Il comparto industriale è stato oggetto di un cospicuo stanziamento di fondi derivanti dal POR-FESR 2014-2020, che ha già consentito di raggiungere i primi risultati i termini di previsioni realistiche degli obiettivi di risparmio energetico e riduzione della CO2: si tratta infatti di poco meno di 150 interventi già approvati ed in parte già liquidati alla data del 30.11.2018, che si prevede porteranno a un risparmio in termini di kWh di energia primaria per effetto della migliore efficienza dei processi produttivi pari a circa 312 GWh/anno, cioè 26,8 kTEP/anno a fronte di un investimento pari a 88.000.000 € (di fondi POR, cui si aggiungono circa 10.000.000 € di fondi privati).
Corrisponde alla predetta riduzione di energia primaria una riduzione attesa in termini di CO2 pari a 62.274 t/anno, cioè circa 0.7 kgCO2/€investito. Seguono considerazioni più di dettaglio relative ai risultati conseguiti in particolare dal bando dedicato all’efficienza energetica delle imprese.
Dall’apertura dello sportello avvenuta a giugno 2016, sono state presentate 236 domande, di cui 140 ammesse per un totale di 70.620.922,94 €. Nei due grafici a istogrammi riportati sotto è mostrata la suddivisione degli interventi e dei costi ammessi a finanziamento per Linea di intervento scelta3:

Figura 11
Numero degli interventi

Figura 12
Costi ammessi per tipologia di intervento [€]

Figura 13
Taglia degli interventi [€]

Gli interventi che maggiormente consentono di risparmiare energia sono quelli di sostituzione o introduzione di un impianto di cogenerazione ad alto rendimento (CAR); sebbene si tratti di interventi costosi, mostrano un indice di 6 kWhEP risparmiati e di 1,1 kg di CO2 risparmiata per ogni euro investito. Le domande di finanziamento approvate per questo tipo di intervento sono il 11% del totale ed hanno assorbito circa il 30% del plafond disponibile (vedi grafico sottostante). Si rammenta che questa tipologia di intervento richiede la compresenza di un fabbisogno sia termico che elettrico e un'attività continuativa senza interruzione per un elevato numero di ore all’anno, ragione per cui si adatta a imprese che producono a ciclo continuo.

Figura 14
Riduzione dei consumi energetici [MWh]

Sulla riduzione dei kWh consumati agiscono bene anche gli interventi di efficientamento delle linee produttive (3 kWh/€); per la riduzione della CO2, l’efficientamento delle linee e la sostituzione di impianti obsoleti (leggasi sostituzione degli impianti di illuminazione tradizionale con LED) fanno registrare un risparmio pari a 0,7 kgCO2/€.
È interessante osservare che lo sviluppo del fotovoltaico è richiesto per lo più da imprese caratterizzate da un'attività di un solo turno giornaliero ovviamente diurno, e da superfici disponibili su coperture di capannoni esposte in maniera favorevole. Questa tipologia è molto interessante in quanto non produce emissioni ed è estendibile a tutte le imprese che consumano energia elettrica.

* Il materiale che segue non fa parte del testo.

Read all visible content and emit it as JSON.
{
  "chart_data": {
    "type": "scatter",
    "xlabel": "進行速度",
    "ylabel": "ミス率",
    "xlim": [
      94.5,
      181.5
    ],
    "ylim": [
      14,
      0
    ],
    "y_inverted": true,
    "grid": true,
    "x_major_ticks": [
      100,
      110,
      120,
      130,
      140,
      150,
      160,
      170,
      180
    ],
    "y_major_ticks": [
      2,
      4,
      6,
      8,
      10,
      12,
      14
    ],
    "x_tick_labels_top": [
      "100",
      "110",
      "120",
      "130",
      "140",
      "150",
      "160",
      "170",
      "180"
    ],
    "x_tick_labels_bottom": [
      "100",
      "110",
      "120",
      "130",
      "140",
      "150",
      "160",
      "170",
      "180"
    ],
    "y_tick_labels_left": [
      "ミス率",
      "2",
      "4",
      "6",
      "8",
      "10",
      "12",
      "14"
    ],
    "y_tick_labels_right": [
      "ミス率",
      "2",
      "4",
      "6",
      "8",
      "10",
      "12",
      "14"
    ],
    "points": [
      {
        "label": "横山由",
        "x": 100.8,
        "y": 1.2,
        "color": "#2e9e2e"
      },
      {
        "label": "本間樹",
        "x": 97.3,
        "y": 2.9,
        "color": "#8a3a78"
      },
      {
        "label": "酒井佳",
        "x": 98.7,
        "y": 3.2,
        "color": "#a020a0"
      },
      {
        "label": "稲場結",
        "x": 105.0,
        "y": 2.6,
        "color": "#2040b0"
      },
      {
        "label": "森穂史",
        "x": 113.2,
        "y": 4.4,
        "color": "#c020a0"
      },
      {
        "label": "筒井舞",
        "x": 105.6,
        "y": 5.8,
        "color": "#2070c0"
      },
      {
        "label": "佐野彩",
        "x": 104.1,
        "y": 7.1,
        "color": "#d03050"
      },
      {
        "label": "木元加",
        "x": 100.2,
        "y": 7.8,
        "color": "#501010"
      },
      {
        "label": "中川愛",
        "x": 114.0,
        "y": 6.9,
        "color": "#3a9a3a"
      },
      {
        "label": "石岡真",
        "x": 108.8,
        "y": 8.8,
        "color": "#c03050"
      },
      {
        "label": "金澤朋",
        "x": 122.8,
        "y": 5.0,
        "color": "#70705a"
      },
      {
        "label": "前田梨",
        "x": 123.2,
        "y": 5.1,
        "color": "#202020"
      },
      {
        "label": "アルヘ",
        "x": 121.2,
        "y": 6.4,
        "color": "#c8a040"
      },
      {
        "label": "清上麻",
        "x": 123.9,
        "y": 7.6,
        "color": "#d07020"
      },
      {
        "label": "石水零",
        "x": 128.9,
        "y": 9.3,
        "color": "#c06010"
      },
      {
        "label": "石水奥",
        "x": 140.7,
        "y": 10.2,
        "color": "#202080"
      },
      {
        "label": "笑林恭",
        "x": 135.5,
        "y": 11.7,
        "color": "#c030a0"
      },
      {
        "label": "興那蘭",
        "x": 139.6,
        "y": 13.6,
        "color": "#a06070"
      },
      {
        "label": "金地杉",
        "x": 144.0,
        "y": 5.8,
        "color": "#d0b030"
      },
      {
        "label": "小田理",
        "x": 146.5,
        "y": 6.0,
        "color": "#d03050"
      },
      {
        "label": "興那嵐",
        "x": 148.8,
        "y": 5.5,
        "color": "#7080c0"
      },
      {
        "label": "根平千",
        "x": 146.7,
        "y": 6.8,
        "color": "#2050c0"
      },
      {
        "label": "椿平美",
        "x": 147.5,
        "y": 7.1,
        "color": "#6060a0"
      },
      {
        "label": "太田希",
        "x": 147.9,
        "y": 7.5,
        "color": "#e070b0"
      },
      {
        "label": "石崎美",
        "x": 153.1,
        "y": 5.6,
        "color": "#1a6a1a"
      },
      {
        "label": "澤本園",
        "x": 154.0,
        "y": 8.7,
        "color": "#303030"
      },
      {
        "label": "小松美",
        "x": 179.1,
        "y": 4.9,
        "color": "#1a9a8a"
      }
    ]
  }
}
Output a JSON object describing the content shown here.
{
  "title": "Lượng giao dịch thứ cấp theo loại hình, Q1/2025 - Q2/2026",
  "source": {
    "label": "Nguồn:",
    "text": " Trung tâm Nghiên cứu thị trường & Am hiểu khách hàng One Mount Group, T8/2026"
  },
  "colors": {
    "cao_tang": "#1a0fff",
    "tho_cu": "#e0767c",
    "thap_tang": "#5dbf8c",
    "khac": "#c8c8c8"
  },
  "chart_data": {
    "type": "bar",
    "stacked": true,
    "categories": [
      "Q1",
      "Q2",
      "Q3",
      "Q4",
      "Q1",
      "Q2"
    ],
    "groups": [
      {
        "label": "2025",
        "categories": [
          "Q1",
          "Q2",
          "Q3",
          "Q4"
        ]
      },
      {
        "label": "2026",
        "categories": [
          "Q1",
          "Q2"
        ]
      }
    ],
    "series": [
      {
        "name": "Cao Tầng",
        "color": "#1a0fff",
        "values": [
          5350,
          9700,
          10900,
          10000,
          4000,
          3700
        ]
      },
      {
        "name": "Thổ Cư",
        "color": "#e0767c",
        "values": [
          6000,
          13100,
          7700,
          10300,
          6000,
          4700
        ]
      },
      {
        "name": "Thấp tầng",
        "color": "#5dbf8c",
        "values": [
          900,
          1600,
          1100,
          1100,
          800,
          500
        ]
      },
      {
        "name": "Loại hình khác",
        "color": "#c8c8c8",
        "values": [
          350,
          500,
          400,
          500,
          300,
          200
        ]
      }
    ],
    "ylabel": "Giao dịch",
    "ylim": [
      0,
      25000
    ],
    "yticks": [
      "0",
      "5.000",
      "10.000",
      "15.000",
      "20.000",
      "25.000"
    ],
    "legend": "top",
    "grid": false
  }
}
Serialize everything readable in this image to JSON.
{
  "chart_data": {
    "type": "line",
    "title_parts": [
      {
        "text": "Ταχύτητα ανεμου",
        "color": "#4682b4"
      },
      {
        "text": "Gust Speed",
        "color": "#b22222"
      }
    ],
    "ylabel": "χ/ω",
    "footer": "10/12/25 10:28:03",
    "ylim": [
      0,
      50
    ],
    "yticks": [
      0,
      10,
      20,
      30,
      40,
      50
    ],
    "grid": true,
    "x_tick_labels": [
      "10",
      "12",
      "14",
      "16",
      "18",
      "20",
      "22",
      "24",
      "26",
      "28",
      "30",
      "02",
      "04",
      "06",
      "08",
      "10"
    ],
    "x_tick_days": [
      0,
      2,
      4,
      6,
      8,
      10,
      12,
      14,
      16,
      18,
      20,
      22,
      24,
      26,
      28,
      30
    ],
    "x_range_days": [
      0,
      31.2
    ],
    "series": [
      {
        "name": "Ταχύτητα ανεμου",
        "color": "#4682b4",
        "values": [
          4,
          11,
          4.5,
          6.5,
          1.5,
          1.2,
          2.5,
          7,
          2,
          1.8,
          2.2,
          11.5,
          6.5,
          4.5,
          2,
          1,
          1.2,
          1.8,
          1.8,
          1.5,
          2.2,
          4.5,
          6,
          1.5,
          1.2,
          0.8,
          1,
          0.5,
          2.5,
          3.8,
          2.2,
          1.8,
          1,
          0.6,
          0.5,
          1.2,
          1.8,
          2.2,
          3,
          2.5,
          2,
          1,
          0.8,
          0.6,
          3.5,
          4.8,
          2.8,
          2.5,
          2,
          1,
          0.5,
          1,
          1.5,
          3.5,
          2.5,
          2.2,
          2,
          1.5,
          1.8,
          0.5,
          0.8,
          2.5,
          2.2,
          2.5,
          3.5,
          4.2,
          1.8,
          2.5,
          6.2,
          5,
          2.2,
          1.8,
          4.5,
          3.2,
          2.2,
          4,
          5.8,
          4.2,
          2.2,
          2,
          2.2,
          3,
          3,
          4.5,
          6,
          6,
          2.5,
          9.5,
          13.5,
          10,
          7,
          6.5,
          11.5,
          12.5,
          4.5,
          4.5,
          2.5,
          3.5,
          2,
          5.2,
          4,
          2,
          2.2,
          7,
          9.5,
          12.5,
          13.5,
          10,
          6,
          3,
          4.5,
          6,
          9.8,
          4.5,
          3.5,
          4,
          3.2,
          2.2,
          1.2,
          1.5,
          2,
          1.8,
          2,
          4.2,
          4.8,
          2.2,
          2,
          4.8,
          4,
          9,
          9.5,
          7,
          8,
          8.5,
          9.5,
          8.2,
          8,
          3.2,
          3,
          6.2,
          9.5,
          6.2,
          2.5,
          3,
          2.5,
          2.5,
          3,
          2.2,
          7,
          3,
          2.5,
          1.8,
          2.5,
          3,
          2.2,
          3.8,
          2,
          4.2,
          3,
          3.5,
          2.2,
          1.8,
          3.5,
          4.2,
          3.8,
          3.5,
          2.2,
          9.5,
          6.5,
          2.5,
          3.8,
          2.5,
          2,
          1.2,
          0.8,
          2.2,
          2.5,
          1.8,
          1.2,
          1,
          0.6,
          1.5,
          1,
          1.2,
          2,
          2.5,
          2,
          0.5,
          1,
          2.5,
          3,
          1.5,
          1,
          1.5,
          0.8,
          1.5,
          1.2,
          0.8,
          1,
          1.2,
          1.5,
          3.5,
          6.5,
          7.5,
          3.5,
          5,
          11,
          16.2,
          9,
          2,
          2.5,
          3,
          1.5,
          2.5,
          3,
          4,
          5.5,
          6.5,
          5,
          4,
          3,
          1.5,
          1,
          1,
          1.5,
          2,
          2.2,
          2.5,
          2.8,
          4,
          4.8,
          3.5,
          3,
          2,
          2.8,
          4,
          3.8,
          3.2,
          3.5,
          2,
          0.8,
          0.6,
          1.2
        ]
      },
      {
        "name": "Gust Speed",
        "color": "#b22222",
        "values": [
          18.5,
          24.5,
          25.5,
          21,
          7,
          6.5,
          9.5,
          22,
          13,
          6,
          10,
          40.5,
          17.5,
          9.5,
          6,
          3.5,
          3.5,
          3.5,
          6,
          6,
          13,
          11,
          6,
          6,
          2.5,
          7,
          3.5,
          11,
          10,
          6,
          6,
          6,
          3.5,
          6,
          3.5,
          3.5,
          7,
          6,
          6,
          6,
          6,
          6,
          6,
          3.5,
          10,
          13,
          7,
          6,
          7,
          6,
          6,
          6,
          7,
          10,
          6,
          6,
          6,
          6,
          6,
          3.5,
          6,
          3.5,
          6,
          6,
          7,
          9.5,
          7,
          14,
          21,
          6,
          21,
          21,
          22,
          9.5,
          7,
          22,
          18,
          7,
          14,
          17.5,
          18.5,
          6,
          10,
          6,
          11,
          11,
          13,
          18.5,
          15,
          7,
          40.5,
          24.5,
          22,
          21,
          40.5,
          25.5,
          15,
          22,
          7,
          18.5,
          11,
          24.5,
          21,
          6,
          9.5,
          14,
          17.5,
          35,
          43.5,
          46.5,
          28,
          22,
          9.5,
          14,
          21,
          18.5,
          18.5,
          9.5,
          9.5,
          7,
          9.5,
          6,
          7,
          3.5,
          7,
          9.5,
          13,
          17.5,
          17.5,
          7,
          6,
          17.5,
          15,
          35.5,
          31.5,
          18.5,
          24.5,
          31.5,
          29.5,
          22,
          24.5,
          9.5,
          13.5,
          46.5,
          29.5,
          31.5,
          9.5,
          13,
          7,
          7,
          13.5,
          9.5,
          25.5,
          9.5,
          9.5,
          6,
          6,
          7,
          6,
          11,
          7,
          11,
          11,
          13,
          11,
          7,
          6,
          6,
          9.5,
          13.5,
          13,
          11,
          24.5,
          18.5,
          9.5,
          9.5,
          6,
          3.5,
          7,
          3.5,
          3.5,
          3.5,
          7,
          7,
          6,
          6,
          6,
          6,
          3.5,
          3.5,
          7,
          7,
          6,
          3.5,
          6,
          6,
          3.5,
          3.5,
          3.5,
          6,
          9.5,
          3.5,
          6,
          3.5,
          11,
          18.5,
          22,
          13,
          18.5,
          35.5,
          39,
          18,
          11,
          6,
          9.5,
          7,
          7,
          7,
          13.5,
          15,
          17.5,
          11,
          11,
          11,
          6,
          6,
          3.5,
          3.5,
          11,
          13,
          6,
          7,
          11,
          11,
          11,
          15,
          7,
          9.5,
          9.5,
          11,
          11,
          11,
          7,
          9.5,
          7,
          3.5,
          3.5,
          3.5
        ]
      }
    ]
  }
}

Per quanto riguarda il tempo di ritorno degli investimenti gli interventi più convenienti risultano quelli della Linea 1A (CAR) con 1,6 anni, inferiore alla media come evidente nel grafico seguente:

Figura 15
Tempo di ritorno degli interventi [anni]

I nuovi impianti FTV risultano al pari con le Linee 1c e 1d con TR inferiore a 5 anni.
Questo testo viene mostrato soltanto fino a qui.